Dalian Public Health Clinical Center, Dalian, Liaoning province, China.
Ann Med. 2025 Dec;57(1):2477294. doi: 10.1080/07853890.2025.2477294. Epub 2025 Mar 19.
Chronic hepatitis B (CHB) is a common cause of liver cirrhosis (LC), a condition associated with an unfavourable prognosis. Therefore, timely diagnosis of LC in CHB patients is crucial.
This study aimed to enhance the diagnostic accuracy of LC in CHB patients by integrating liver stiffness measurement (LSM) with traditional indicators.
The study participants were randomly divided into training and internal validation sets. Employing the least absolute shrinkage and selection operator (LASSO) and random forest-recursive feature elimination (RF-RFE) for feature selection, we developed both traditional logistic regression and five machine learning models (k-nearest neighbors, random forest (RF), artificial neural network, support vector machine and eXtreme Gradient Boosting). Performance evaluation included receiver operating characteristic curves, calibration curves and decision curve analysis.

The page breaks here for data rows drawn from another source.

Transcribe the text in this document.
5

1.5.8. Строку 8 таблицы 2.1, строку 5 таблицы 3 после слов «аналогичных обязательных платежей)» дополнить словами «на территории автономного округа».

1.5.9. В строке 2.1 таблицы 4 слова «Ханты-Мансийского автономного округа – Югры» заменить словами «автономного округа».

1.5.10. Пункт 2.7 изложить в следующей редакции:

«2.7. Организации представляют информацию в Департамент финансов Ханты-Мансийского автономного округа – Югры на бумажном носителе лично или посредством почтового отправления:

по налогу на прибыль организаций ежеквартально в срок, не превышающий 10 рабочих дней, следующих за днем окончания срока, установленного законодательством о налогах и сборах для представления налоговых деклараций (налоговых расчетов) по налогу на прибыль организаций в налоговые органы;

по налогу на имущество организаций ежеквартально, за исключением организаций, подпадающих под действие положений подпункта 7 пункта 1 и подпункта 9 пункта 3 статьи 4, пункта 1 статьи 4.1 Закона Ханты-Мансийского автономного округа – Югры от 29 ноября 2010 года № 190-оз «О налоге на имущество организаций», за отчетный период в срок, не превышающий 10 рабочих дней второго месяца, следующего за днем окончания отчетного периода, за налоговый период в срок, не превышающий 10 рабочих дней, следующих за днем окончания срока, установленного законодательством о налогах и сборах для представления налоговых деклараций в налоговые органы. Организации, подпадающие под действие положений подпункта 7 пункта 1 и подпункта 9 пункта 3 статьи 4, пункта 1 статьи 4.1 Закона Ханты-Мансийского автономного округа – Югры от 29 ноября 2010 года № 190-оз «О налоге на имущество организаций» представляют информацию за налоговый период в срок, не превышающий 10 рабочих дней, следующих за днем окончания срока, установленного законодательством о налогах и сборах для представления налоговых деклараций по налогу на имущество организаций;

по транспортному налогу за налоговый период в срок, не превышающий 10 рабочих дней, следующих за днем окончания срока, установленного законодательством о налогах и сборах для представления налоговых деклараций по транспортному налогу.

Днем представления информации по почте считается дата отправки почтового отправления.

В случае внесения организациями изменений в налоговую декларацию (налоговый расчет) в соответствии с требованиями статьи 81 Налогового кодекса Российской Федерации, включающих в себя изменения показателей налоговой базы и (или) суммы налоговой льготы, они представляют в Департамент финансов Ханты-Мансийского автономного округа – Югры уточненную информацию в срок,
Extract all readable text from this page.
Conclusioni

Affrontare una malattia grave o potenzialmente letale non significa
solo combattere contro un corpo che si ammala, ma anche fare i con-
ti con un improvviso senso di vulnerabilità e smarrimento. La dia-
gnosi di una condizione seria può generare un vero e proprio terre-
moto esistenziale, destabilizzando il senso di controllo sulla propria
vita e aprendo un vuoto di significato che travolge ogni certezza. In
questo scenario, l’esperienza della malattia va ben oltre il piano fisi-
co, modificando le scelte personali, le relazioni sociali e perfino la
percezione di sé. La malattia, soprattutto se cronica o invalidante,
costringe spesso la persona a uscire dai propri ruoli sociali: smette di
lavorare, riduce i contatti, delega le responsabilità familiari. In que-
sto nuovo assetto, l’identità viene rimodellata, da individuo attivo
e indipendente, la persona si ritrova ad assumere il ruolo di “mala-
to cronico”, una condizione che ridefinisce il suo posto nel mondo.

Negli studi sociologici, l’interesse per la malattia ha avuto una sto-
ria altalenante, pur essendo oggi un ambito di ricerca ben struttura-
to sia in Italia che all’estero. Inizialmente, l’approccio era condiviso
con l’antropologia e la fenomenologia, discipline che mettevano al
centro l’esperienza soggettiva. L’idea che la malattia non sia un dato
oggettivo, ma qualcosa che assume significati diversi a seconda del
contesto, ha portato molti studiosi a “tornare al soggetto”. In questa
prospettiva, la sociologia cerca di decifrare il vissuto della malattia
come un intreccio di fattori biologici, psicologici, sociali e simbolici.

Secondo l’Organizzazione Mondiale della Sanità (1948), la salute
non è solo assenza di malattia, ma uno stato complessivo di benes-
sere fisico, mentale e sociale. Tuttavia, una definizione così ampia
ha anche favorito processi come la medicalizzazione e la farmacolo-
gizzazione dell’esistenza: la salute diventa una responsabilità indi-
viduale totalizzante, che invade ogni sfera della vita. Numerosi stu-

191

Shapley additive explanations (SHAP) was employed to improve the interpretability of the optimal model.
We retrospectively included 1609 patients with CHB, among whom 470 were diagnosed with cirrhosis. Cirrhosis was diagnosed based on histological confirmation or clinical assessment, supported by characteristic findings on abdominal ultrasound and corroborative evidence such as thrombocytopenia, varices or imaging from CT/MRI. In the internal validation, the RF model achieved an accuracy above 0.80 and an AUC above 0.80, with outstanding calibration ability and clinical net benefit. Additionally, the model exhibited excellent predictive performance in an independent external validation set. The SHAP analysis indicated that LSM contributed the most to the model. The model still showed strong discriminative power when using only LSM or traditional indicators alone.

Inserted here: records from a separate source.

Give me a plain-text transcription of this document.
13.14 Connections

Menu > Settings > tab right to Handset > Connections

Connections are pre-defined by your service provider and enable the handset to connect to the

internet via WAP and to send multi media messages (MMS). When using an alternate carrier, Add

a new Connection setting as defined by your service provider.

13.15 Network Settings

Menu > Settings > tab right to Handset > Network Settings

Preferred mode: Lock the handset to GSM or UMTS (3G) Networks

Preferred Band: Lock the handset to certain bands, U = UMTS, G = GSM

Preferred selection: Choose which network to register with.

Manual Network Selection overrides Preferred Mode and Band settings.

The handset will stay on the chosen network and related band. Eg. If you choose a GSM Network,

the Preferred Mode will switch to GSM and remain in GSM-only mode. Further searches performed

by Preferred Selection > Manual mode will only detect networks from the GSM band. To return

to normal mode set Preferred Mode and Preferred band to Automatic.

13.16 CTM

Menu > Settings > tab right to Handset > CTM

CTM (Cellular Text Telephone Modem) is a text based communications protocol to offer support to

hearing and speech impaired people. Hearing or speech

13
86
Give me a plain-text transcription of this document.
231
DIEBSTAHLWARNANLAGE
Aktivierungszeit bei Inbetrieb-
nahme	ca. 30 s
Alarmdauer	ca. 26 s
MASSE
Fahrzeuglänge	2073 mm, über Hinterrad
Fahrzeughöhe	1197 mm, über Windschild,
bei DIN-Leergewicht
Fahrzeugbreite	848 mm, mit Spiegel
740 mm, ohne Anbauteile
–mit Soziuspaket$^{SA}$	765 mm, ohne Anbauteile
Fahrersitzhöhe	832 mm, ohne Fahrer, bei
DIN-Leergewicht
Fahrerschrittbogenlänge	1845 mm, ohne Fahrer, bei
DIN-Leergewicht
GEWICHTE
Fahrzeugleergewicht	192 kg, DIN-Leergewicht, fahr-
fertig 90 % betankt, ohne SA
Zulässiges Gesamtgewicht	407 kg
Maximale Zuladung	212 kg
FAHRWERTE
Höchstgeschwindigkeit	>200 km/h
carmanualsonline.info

Machine learning models, especially the RF model, can effectively identify LC in CHB patients. Integrating LSM with traditional indicators can enhance diagnostic performance.
慢性乙型肝炎(CHB)是肝硬化(LC)的常见病因,肝硬化与不良预后相关。因此,及时诊断CHB患者的肝硬化至关重要。

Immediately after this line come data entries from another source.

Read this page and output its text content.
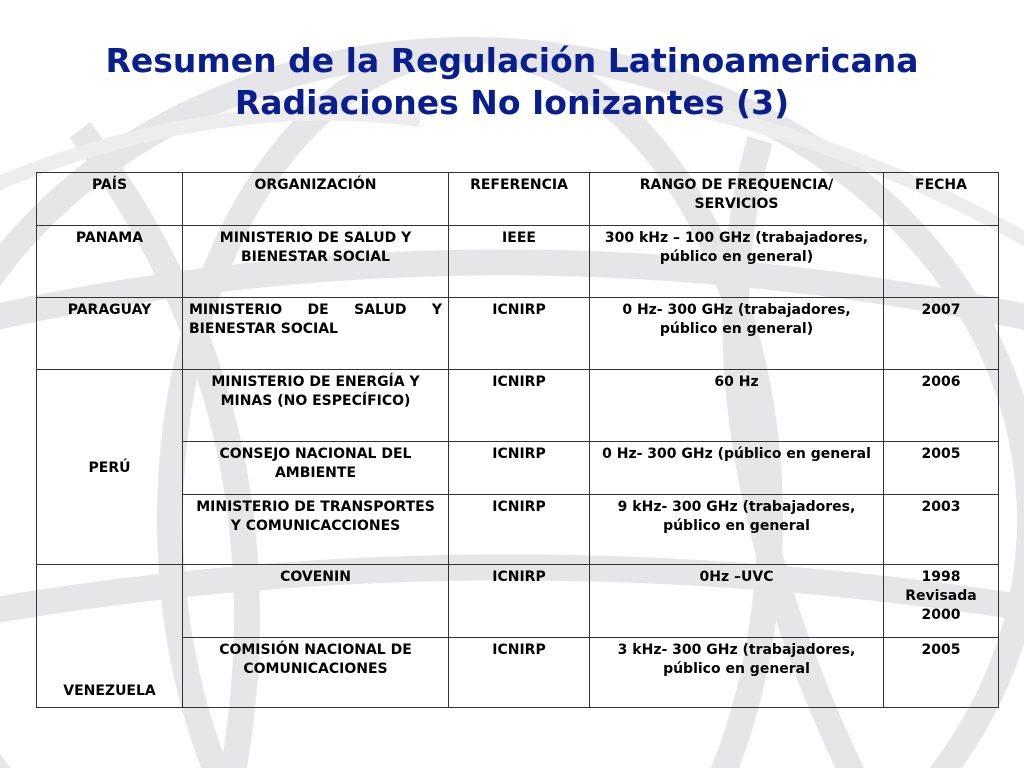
Resumen de la Regulación Latinoamericana
Radiaciones No Ionizantes (3)
PAÍS	ORGANIZACIÓN	REFERENCIA	RANGO DE FREQUENCIA/ SERVICIOS	FECHA
PANAMA	MINISTERIO DE SALUD Y BIENESTAR SOCIAL	IEEE	300 kHz – 100 GHz (trabajadores, público en general)	
PARAGUAY	MINISTERIO DE SALUD Y BIENESTAR SOCIAL	ICNIRP	0 Hz- 300 GHz (trabajadores, público en general)	2007
PERÚ	MINISTERIO DE ENERGÍA Y MINAS (NO ESPECÍFICO)	ICNIRP	60 Hz	2006
	CONSEJO NACIONAL DEL AMBIENTE	ICNIRP	0 Hz- 300 GHz (público en general	2005
	MINISTERIO DE TRANSPORTES Y COMUNICACCIONES	ICNIRP	9 kHz- 300 GHz (trabajadores, público en general	2003
VENEZUELA	COVENIN	ICNIRP	0Hz –UVC	1998 Revisada 2000
	COMISIÓN NACIONAL DE COMUNICACIONES	ICNIRP	3 kHz- 300 GHz (trabajadores, público en general	2005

本研究旨在通过将肝脏硬度测量(LSM)与传统指标相结合,提高CHB患者肝硬化的诊断准确性。
研究参与者被随机分为训练集和内部验证集。采用最小绝对收缩和选择算子(LASSO)和随机森林递归特征消除(RF-RFE)进行特征选择,我们开发了传统逻辑回归模型和五种机器学习模型(k近邻、随机森林(RF)、人工神经网络、支持向量机和极端梯度提升)。性能评估包括受试者工作特征曲线、校准曲线和决策曲线分析。采用Shapley加法解释(SHAP)来提高最优模型的可解释性。
我们回顾性纳入了1609例CHB患者,其中470例被诊断为肝硬化。肝硬化的诊断基于组织学证实或临床评估,并得到腹部超声特征性表现以及血小板减少、静脉曲张或CT/MRI成像等佐证证据的支持。在内部验证中,RF模型的准确率高于0.80,曲线下面积(AUC)高于0.80,具有出色的校准能力和临床净效益。此外,该模型在独立的外部验证集中表现出优异的预测性能。SHAP分析表明LSM对模型的贡献最大。仅使用LSM或传统指标时,该模型仍显示出较强的判别能力。
机器学习模型,尤其是RF模型,能够有效识别CHB患者的肝硬化。将LSM与传统指标相结合可提高诊断性能。